The researchers categorized each product individually, comparing purchases, purchaser’s age, head-of-household data and annual household (HH) incomes stratified from $30,000 to less than $100,000. They further extrapolated their numbers to examine purchases by educational level and among ethnic HH. Purchased dietary supplements were identified by their respective Universal Product Code.

In the study involving 60,538 American households. The researchers learned that HH with a female-only head tended to self-report purchasing more WL supplements, while male HH heads purchased more MB and SF supplements. Male-and-female HH heads reported middling levels of dietary-supplement purchases. Across the board, young people, aged 18-mid-30s, bought more of all types of dietary supplements; and tabulating data by gender, ethnicity and educational levels revealed that more Black and Hispanic women than men with lower educational levels bought dietary supplements than white HH.

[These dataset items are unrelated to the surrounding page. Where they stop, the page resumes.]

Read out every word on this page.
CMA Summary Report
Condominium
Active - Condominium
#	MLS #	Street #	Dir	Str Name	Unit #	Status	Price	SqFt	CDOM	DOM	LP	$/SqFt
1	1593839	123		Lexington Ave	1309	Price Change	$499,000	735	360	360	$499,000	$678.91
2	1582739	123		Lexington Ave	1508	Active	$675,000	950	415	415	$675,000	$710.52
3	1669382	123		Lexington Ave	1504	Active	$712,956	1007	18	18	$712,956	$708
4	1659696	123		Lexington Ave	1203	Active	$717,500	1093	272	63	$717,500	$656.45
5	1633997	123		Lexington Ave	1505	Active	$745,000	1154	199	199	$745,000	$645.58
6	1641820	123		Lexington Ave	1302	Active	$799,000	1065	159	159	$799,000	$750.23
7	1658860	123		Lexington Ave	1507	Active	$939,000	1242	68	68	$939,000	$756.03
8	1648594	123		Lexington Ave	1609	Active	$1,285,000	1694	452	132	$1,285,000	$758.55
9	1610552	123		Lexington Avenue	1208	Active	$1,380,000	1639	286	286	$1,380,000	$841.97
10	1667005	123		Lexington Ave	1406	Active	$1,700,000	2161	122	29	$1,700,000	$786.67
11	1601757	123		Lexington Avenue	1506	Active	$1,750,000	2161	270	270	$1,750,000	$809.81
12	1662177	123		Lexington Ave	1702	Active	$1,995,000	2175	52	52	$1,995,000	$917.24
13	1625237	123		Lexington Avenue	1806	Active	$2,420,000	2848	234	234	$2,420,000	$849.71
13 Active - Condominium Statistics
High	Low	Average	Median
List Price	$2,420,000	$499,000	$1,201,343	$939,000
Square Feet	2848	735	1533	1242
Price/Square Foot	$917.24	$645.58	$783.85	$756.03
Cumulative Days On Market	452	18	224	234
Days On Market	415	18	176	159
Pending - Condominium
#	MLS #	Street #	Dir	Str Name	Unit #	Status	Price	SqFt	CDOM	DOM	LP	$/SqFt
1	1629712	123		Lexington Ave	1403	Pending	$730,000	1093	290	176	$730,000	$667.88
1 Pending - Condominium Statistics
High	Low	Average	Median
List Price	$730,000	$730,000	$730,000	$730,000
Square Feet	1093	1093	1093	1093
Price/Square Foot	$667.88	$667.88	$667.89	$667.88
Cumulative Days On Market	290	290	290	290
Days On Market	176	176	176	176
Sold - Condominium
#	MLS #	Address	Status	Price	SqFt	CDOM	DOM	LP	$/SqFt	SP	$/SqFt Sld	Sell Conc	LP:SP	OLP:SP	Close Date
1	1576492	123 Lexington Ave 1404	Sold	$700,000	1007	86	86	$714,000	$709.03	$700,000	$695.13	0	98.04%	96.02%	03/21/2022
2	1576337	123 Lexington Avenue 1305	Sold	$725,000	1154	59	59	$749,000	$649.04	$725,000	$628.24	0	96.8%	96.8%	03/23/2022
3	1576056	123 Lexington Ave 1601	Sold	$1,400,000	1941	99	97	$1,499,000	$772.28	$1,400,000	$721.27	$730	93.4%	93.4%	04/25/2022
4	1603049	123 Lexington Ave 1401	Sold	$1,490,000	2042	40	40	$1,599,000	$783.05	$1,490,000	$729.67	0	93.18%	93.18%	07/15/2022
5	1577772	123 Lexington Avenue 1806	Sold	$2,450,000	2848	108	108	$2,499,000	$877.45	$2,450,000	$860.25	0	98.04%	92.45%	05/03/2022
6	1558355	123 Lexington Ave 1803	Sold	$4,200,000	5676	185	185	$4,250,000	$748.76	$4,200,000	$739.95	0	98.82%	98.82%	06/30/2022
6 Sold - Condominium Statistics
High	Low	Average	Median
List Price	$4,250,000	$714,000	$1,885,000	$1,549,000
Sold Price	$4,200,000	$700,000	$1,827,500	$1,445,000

As a study limitation, the researchers stated, “… in many cases we were unable to obtain precise estimates for sexual-function products, due in part to the relatively small sample of households with any purchases.” The added societal stigma may have influenced the self-reporting of SF products’ purchases.

As additional study limitations, the researchers stated that even with bracketed HH income and educational levels, the findings did not identify who in the HH was using each product. Also, they stated that in limiting the income thresholds studied, they generated results only by HH at a particular level.

A strength of the study was the thorough analysis of dietary-supplement purchases that revealed higher-income/educational HHs spent more money on dietary supplements but lower-income/educational HHs spent more on a percentage basis.

An additional strength is that this study was built on existing research in the field. Its authors hope their findings will chart greater roadways to “urgently needed” attention leading to increased regulation and consumer-protection measures.